Por fim, a palavra de um operador que atua exclusivamente no varejo, Sebastião Kamimura, há 30 anos dedicado em fazer a ponte entre o produtor de ovos e grandes redes supermercadistas. Ouvido na semana passada pelo AviSite, Kamimura observa que o setor de postura não foi diretamente impactado pela crise da Covid-19: “As aves que estavam produzindo, continuam produzindo. As granjas de médio e grande porte tomaram todos os cuidados com os funcionários e não houve desabastecimento de ovos. O setor sentiu bem menos o impacto da crise. O comércio que está aberto foi atendido”, detalhou.

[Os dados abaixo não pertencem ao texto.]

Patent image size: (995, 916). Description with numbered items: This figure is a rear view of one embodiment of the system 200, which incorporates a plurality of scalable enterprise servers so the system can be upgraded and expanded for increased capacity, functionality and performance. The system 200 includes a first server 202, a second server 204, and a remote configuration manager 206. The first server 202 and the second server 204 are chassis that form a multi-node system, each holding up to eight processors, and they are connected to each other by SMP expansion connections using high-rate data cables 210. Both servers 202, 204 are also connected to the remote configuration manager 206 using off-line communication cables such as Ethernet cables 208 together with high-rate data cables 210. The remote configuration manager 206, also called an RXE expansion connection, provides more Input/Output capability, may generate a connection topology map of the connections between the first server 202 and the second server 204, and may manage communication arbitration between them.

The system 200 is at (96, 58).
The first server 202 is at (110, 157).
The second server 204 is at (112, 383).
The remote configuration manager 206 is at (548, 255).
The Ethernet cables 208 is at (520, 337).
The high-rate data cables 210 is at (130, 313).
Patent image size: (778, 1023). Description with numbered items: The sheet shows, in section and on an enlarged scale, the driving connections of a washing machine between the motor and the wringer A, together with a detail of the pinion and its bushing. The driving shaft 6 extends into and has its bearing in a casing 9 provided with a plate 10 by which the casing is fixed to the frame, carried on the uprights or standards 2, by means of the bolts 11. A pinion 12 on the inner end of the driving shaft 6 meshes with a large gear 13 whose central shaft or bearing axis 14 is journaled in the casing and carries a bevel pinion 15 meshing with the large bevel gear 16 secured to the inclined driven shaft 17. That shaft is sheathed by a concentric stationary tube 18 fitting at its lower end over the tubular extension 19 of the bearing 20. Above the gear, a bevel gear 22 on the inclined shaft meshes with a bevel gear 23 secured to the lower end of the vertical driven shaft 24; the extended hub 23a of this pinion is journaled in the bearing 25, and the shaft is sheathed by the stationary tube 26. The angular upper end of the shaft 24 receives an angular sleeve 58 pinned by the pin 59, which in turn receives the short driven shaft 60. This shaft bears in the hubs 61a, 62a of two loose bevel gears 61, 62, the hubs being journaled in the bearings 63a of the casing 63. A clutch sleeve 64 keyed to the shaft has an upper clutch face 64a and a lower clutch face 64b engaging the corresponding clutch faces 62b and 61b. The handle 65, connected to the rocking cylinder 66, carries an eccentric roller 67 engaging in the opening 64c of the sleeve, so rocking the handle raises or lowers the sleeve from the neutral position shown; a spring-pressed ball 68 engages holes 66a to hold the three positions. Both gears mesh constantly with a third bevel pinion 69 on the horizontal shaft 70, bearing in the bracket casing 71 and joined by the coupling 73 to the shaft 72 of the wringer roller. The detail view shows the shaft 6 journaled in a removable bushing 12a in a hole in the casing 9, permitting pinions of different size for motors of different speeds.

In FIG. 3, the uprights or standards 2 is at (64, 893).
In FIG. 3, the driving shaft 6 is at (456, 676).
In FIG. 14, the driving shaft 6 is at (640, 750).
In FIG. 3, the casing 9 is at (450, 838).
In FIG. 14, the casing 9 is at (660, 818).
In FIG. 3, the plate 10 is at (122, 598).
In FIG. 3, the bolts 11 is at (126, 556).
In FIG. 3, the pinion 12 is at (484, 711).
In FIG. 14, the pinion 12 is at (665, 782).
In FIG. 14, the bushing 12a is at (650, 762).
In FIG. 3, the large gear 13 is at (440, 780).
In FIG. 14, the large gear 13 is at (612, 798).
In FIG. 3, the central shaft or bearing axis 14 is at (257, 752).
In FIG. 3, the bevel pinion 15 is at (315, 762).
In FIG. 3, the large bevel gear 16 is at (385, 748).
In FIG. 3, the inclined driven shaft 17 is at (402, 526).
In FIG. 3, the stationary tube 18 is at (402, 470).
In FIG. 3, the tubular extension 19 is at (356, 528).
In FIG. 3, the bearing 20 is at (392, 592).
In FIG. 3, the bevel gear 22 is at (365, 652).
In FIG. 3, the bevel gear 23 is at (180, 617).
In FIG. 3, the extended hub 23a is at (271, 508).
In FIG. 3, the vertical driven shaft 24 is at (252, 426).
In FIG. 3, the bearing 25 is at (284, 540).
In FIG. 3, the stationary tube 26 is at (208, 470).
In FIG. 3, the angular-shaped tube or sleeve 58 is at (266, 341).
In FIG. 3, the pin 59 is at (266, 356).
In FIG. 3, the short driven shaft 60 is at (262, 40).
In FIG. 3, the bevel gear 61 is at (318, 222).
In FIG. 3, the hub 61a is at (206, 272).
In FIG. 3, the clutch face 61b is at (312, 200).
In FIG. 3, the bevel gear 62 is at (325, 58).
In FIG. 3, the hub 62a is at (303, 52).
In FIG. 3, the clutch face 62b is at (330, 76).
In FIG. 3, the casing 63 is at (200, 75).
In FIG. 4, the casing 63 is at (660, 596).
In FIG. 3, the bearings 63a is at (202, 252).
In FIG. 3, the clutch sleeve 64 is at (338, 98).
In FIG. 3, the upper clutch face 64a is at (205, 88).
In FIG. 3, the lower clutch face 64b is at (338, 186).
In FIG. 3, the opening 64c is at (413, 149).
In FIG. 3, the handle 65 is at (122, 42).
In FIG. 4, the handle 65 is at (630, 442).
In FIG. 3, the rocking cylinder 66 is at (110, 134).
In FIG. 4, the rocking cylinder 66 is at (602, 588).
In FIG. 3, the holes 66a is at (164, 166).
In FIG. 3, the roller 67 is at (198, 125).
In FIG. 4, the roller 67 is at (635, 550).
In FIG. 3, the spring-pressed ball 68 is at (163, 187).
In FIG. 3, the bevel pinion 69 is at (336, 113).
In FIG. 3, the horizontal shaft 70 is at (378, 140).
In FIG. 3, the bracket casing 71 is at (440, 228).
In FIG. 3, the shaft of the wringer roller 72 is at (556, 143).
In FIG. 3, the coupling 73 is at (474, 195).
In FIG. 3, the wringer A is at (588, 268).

Mas deixou um alerta: “As próximas semanas serão decisivas. Sentir bem menos não significa que estejamos imunes. Alguns estoques reguladores nos ajudaram a passar até o momento, mas é preciso ter cautela e consciência para a melhor atuação no mercado”, destacou. “Essa alteração da recolocação de ovos não foi sentida porque houve uma natural – e rápida – adequação do mercado”, disse.